Stuttgart (lsw) - Der baden-württembergische Industrieverband hat von der Landesregierung ein klares Bekenntnis zum Freihandel gefordert. Es gebe immer wieder Gegner gegen die geplanten Freihandelsabkommen TTIP und CETA, sagte der Präsident des Landesverbandes von Baden-Württembergs Industrie (LVI), Hans-Eberhard Koch, gestern in Stuttgart. In der Landesregierung herrscht Uneinigkeit: Während die CDU geschlossen dafür ist, lehnt die Grünen-Landespartei sie ab. Die Grünen-Fraktion und die Regierungsspitze nehmen dagegen eine gemäßigtere Haltung ein und wollen dem Abkommen im Bundesrat nur unter bestimmten Bedingungen zustimmen.

„Wir fördern im Moment den Protektionismus“, warnte Koch. „Das wird uns ganz gewaltig in die Glieder fahren.“ Auch die unabsehbaren Folgen des Brexit-Votums sorgten in der Wirtschaft für Unsicherheit. „Die EU muss unmissverständliche Signale für Geschlossenheit senden und den Willen zur Zusammenarbeit mit den übrigen EU-Mitgliedern und anderen europäischen Volkswirtschaften zeigen“, sagte Koch.

Erst vergangene Woche hatten mehrere Wirtschaftsverbände, darunter auch der LVI, im Südwesten vor einem Scheitern der EU-Freihandelsabkommen mit den USA und Kanada gewarnt. „Das wäre eine große Entlastung für unsere mittelständisch geprägte Industrie in Baden-Württemberg“, sagte Koch mit Blick auf schon weiter gediehene Abkommen mit Kanada. Am Wochenende waren bundesweit Zehntausende gegen die Abkommen auf die Straße gegangen.

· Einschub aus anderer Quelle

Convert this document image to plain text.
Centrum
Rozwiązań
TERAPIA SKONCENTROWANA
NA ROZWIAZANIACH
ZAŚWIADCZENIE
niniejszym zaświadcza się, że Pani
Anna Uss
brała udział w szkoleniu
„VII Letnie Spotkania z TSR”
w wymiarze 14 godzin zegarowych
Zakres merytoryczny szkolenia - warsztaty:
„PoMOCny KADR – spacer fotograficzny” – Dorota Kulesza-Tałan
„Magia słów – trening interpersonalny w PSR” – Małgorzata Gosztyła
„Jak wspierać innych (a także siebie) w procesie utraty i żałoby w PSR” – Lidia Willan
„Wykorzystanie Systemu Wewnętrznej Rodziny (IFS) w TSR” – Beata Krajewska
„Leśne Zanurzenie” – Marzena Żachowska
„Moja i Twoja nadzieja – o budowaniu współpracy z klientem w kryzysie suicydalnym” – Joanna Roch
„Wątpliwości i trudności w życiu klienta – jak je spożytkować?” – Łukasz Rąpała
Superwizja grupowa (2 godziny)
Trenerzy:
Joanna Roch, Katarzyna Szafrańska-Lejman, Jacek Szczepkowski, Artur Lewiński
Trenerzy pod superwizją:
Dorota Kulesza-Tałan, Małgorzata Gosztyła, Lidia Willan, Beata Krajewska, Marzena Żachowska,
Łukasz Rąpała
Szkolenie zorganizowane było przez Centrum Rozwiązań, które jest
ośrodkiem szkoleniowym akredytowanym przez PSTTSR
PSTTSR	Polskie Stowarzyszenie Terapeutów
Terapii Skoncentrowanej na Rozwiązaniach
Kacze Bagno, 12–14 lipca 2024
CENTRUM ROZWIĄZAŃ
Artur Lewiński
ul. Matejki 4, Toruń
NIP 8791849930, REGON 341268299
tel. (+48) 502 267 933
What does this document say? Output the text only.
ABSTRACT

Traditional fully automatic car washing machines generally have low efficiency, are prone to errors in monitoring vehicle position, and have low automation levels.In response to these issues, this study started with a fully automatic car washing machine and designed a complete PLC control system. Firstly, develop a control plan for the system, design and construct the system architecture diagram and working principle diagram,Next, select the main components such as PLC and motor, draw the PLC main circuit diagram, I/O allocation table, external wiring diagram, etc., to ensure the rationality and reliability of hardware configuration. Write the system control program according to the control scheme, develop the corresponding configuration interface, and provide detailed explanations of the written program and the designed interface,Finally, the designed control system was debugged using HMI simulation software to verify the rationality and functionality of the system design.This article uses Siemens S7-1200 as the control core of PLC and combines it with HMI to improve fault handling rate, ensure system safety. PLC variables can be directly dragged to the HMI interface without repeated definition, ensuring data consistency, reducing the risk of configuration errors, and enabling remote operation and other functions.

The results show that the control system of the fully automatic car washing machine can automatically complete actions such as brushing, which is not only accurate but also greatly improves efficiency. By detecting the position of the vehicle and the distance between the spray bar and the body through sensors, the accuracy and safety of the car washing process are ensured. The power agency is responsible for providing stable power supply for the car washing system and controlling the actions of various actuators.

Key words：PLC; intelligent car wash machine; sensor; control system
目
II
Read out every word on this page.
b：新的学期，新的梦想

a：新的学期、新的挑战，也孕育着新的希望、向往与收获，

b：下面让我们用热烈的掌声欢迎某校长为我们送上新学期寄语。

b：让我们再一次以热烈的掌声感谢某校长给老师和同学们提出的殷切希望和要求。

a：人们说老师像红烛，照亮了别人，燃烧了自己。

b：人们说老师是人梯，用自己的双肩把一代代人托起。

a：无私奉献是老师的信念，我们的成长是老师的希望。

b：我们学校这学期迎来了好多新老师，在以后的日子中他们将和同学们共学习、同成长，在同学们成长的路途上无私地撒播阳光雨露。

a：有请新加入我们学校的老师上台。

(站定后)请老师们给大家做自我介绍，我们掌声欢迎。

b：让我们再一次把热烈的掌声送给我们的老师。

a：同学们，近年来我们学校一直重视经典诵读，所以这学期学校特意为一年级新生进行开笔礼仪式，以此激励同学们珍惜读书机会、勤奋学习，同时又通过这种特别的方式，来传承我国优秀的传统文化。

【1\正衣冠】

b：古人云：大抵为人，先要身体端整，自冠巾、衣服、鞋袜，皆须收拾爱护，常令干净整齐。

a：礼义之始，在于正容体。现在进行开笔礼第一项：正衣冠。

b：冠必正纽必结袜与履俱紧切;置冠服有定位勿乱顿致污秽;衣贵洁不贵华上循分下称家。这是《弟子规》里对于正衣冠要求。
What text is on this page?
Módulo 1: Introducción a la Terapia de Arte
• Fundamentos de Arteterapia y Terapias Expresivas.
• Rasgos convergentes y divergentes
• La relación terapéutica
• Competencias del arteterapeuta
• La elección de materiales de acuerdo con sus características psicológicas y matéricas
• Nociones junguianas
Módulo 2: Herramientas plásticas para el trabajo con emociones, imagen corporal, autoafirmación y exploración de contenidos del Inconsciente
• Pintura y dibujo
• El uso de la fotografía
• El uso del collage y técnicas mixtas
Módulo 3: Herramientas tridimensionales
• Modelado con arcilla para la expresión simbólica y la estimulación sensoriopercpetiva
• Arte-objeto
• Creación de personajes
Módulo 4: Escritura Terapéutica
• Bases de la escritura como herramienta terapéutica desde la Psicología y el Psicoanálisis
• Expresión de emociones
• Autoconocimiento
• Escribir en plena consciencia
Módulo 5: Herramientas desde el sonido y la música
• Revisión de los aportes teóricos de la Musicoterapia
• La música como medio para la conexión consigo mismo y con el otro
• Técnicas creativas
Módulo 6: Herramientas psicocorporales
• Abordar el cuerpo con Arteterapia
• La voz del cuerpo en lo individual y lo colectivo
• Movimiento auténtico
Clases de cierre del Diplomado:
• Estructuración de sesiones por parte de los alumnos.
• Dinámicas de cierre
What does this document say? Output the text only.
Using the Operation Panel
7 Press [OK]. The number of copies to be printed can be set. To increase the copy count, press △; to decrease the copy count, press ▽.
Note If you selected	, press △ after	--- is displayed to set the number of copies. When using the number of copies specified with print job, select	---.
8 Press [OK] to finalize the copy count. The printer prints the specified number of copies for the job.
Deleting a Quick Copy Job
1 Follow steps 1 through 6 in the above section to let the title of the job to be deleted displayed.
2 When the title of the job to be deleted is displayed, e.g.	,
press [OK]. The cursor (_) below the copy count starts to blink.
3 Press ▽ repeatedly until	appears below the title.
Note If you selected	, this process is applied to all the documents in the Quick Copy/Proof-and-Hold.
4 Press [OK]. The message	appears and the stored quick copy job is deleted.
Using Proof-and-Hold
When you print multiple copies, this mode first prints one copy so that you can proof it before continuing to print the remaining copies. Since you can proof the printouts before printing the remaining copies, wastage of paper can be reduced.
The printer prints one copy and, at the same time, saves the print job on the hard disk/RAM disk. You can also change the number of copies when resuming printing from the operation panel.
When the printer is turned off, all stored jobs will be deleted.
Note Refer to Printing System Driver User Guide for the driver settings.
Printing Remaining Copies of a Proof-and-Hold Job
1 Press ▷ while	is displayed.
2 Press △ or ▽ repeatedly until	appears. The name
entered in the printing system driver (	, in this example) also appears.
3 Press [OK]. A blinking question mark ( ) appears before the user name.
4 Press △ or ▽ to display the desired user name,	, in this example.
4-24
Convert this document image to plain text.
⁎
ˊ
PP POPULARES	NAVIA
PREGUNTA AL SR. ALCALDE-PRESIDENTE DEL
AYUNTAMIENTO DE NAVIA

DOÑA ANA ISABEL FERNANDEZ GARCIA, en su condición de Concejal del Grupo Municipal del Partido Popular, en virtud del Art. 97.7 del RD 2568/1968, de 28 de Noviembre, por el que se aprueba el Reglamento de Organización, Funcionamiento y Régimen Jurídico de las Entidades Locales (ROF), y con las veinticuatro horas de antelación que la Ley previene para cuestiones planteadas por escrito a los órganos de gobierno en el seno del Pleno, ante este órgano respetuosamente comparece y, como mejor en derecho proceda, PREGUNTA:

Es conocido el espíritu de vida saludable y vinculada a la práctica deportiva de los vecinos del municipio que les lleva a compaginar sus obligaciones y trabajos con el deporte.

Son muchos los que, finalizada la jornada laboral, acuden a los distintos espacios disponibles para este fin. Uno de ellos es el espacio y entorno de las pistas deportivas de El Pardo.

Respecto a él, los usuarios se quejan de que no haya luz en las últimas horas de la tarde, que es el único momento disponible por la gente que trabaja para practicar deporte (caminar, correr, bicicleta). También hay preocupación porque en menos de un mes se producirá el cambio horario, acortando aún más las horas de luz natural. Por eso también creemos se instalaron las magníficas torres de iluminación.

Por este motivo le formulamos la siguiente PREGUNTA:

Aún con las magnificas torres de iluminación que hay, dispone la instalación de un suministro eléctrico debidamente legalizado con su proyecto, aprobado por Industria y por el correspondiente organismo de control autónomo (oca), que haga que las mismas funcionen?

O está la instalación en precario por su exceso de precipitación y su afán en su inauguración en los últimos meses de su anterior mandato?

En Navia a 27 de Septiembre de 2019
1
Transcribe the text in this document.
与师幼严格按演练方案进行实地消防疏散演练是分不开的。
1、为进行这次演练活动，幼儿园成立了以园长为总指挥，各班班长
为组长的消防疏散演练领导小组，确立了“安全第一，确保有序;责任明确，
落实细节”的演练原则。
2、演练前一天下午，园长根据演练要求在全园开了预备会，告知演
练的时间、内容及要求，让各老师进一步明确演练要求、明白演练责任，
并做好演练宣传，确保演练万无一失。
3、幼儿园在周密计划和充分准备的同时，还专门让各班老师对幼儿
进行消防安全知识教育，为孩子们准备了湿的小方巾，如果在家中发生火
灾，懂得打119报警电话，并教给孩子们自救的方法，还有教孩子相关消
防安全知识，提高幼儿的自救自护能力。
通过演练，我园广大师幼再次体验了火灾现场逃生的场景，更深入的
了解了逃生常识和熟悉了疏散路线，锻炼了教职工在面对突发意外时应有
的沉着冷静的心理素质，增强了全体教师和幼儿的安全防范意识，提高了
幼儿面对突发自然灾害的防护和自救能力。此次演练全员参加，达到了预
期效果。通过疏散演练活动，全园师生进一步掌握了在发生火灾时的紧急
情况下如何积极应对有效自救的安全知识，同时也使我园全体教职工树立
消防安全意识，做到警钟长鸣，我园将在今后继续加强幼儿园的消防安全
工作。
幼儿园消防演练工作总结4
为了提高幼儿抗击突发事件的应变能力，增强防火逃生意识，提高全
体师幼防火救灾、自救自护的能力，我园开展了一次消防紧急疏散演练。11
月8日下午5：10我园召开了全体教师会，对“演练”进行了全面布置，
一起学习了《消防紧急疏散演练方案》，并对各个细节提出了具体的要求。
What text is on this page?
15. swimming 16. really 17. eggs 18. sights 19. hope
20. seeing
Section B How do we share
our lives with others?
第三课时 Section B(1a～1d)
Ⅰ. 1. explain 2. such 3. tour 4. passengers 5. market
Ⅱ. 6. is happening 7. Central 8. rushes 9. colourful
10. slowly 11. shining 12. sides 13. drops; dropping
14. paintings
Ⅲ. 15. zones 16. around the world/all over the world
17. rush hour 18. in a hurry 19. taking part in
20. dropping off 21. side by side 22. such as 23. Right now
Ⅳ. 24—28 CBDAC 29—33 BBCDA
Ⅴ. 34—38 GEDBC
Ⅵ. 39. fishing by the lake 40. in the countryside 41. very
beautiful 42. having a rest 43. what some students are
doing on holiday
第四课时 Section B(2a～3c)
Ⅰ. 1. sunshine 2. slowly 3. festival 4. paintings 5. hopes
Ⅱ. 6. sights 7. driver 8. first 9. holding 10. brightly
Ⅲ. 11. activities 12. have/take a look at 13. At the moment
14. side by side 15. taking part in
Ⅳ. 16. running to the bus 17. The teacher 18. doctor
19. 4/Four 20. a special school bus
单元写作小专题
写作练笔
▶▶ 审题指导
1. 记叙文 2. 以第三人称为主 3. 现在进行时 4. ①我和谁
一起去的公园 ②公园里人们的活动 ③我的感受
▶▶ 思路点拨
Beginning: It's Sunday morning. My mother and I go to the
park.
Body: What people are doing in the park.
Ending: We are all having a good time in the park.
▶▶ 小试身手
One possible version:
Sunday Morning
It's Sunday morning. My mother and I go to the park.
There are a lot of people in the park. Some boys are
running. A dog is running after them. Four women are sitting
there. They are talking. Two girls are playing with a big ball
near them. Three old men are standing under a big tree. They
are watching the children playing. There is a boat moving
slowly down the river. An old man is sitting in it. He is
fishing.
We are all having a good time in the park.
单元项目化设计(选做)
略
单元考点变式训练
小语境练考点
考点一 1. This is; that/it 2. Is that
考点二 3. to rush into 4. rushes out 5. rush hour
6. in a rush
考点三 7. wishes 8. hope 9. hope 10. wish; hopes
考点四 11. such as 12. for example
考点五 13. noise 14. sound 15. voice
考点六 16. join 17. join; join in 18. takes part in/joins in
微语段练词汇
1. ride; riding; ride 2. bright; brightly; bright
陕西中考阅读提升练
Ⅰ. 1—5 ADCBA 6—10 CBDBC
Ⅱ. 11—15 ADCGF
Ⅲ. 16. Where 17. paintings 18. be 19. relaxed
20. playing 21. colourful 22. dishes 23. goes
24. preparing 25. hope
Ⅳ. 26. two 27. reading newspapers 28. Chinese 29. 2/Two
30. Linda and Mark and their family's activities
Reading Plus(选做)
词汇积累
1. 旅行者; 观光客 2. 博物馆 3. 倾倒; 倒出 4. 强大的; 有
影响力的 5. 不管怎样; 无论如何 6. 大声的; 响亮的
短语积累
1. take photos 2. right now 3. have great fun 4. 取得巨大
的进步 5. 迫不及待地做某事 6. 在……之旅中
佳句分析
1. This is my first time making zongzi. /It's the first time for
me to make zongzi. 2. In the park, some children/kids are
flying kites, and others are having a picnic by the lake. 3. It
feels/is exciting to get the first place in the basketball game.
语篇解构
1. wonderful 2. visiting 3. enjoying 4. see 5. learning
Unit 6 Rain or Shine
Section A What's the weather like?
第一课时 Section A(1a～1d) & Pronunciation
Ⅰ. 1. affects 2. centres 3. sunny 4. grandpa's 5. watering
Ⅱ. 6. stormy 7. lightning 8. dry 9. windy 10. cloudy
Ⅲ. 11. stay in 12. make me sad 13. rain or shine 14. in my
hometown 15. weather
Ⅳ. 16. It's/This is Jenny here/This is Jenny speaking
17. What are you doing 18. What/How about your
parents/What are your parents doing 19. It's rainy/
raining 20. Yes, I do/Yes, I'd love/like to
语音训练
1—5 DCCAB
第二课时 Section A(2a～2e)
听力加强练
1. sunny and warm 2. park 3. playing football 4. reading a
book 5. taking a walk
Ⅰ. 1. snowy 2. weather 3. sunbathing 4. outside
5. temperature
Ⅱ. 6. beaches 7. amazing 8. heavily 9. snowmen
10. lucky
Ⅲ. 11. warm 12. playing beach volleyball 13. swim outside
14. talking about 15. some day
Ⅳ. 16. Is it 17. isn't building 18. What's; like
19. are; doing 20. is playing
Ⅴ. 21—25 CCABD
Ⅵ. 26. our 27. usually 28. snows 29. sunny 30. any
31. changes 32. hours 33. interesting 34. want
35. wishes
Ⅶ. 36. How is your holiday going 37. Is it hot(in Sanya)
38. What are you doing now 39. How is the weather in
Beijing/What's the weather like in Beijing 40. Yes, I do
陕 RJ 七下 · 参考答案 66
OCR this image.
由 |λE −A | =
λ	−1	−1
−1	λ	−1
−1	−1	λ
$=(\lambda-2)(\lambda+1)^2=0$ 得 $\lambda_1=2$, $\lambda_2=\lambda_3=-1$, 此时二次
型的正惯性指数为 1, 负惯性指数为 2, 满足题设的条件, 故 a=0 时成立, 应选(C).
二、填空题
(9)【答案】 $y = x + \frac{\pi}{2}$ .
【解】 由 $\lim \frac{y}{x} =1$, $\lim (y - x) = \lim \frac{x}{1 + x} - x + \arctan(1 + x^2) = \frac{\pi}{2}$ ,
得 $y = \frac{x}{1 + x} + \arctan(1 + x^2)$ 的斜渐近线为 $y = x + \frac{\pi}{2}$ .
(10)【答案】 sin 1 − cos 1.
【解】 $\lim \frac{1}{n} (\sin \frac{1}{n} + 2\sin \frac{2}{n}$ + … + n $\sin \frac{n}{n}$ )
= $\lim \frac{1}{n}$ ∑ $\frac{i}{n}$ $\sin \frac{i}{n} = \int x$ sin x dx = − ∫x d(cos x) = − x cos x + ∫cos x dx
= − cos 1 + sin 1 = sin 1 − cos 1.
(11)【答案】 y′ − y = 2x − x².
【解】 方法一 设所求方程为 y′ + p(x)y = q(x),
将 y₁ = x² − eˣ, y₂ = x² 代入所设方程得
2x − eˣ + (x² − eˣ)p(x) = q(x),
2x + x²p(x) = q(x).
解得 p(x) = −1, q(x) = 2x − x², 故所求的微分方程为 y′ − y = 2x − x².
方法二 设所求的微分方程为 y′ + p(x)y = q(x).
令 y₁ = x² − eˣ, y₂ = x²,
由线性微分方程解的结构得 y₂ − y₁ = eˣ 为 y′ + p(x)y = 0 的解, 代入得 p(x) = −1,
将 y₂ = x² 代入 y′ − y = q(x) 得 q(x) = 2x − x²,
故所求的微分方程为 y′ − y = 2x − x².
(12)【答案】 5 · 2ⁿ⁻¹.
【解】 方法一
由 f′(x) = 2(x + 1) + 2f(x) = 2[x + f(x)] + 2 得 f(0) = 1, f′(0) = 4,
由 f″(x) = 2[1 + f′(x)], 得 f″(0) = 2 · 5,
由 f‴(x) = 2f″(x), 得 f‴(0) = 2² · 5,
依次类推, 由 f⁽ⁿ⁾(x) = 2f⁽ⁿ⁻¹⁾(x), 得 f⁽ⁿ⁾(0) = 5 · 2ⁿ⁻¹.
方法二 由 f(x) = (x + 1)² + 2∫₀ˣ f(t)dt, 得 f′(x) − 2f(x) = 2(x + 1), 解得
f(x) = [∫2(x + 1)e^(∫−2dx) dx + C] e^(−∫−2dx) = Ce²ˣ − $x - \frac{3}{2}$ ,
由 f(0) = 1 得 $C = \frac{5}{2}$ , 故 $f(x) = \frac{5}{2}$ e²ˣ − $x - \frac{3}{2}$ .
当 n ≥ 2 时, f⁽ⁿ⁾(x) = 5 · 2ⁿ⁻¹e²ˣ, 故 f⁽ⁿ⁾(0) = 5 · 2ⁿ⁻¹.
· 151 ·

Wie abhängig insbesondere die baden-württembergische Industrie vom Außenhandel ist, zeigt sich in diesem Jahr. Weil positive Währungseffekte aus dem vergangenen Jahr ausblieben und sich die Geschäfte mit Schwellenländern nicht wie geplant entwickelten, hat der Industrieverband seine Wachstumsprognose nach dem ersten Halbjahr auf 0,8 Prozent halbiert. „Das ist die Kehrseite der stark exportorientierten Wirtschaft in Baden-Württemberg“, sagte Koch.

Schon im Juli hatte das Statistische Landesamt die Konjunkturprognose für die gesamte baden-württembergische Wirtschaft von 1,5 Prozent Wachstum auf 0,5 Prozent gekappt.